Det McMahon said he made a mistake in assuming the second phone call would come from Buncrana. When she told him she was in Lifford, "at that stage all I could do was fill in Insp Lennon and get him to inform the RUC".

Tribunal chairman Mr Justice Frederick Morris asked the detective could he not have been more "proactive".

"Surely there's more to be expected from you than to sit back and wait for the next phone call," he asked. "I can't understand why you simply sat back and did nothing," the judge said. "Between the two of you, you did nothing."

Det McMahon said he had to wait by the phone in case Ms McGlinchey phoned again.

"I expected the second phone call to tell me she was leaving for Strabane. I would then call Insp Lennon."

"We expected enough notice to set up a checkpoint," he added.

Tribunal lawyer Mr Paul McDermott asked Det McMahon why he had not told his story to investigators from the Carty inquiry team. The detective said he had been told by his lawyers not to say anything.

Judge Morris intervened to ask the detective why he had contacted the RUC at all about the operation.

"You have a friendly informer doing a very stupid thing, carrying .22 bullets which are themselves disagreeable but harmless. What did you want the RUC to do with your informer?"

Det McMahon said that he had passed on the information he had to his superiors.

"Please don't try to shift the blame onto someone else," said the judge.

"You are at the centre of this. Tell me what it is you expected the RUC to do?"

"I expected the RUC to take the bullets out of commission."

Judge Morris said it seemed to him that if Ms McGlinchey was a "bona fide informer" she was being unnecessarily exposed to the risk of being picked up.

"That was a decision for the RUC having been informed by Insp Lennon," Det McMahon replied. "My function was to get the intelligence and pass it on."

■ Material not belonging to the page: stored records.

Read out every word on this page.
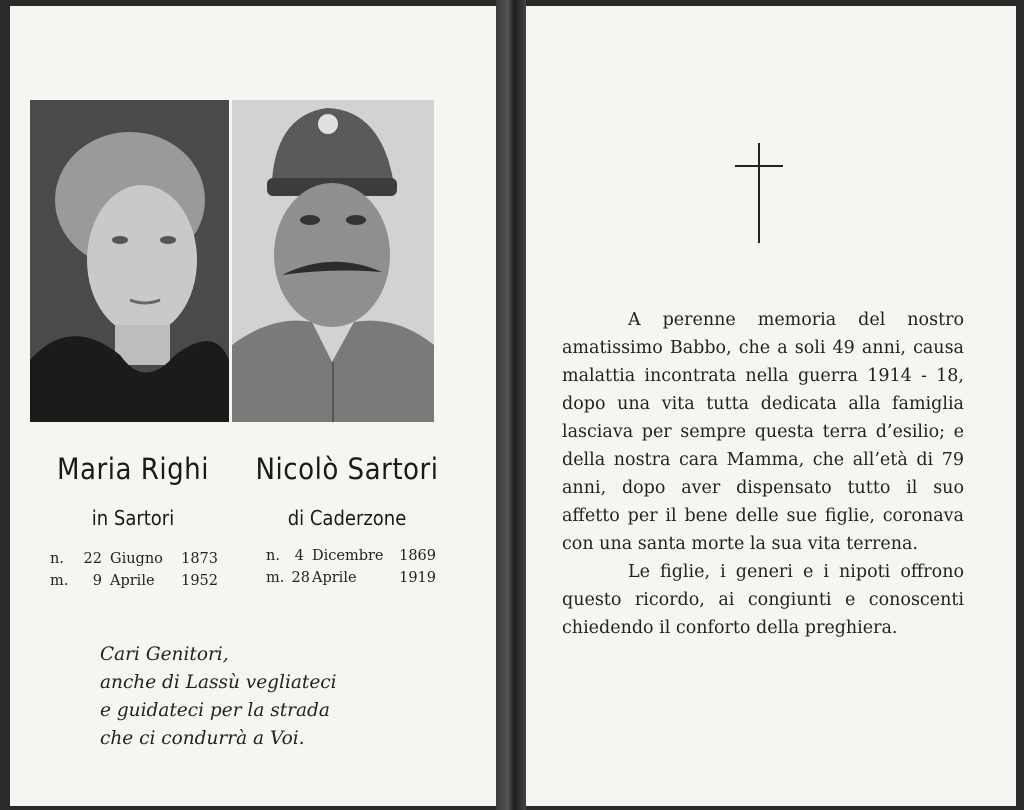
Maria Righi
in Sartori
Nicolò Sartori
di Caderzone
n.	22 Giugno	1873
m.	9 Aprile	1952
n.	4 Dicembre	1869
m. 28 Aprile	1919
Cari Genitori,
anche di Lassù vegliateci
e guidateci per la strada
che ci condurrà a Voi.

A perenne memoria del nostro amatissimo Babbo, che a soli 49 anni, causa malattia incontrata nella guerra 1914 - 18, dopo una vita tutta dedicata alla famiglia lasciava per sempre questa terra d’esilio; e della nostra cara Mamma, che all’età di 79 anni, dopo aver dispensato tutto il suo affetto per il bene delle sue figlie, coronava con una santa morte la sua vita terrena.

Le figlie, i generi e i nipoti offrono questo ricordo, ai congiunti e conoscenti chiedendo il conforto della preghiera.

The judge said that the other scenario was that the operation was "a sham", and Det McMahon and Insp Lennon would "look very good as the super intelligence pair". He asked if it was reasonable to assume that this was what was going on, rather than genuine subversive activity.

"I could only take the intelligence as it came and pass it on," Det McMahon said.

However, four days earlier Det Garda Noel Jones had discovered an envelope of bullets outside the McGlinchey flat in Buncrana, and brought them to the station to examine.

However, he told the tribunal he was ordered by Supt J.P. O'Connor to return the bullets.

"He never went to the trouble of informing me about it. I think if this event occurred he should have informed me about it," Det McMahon said.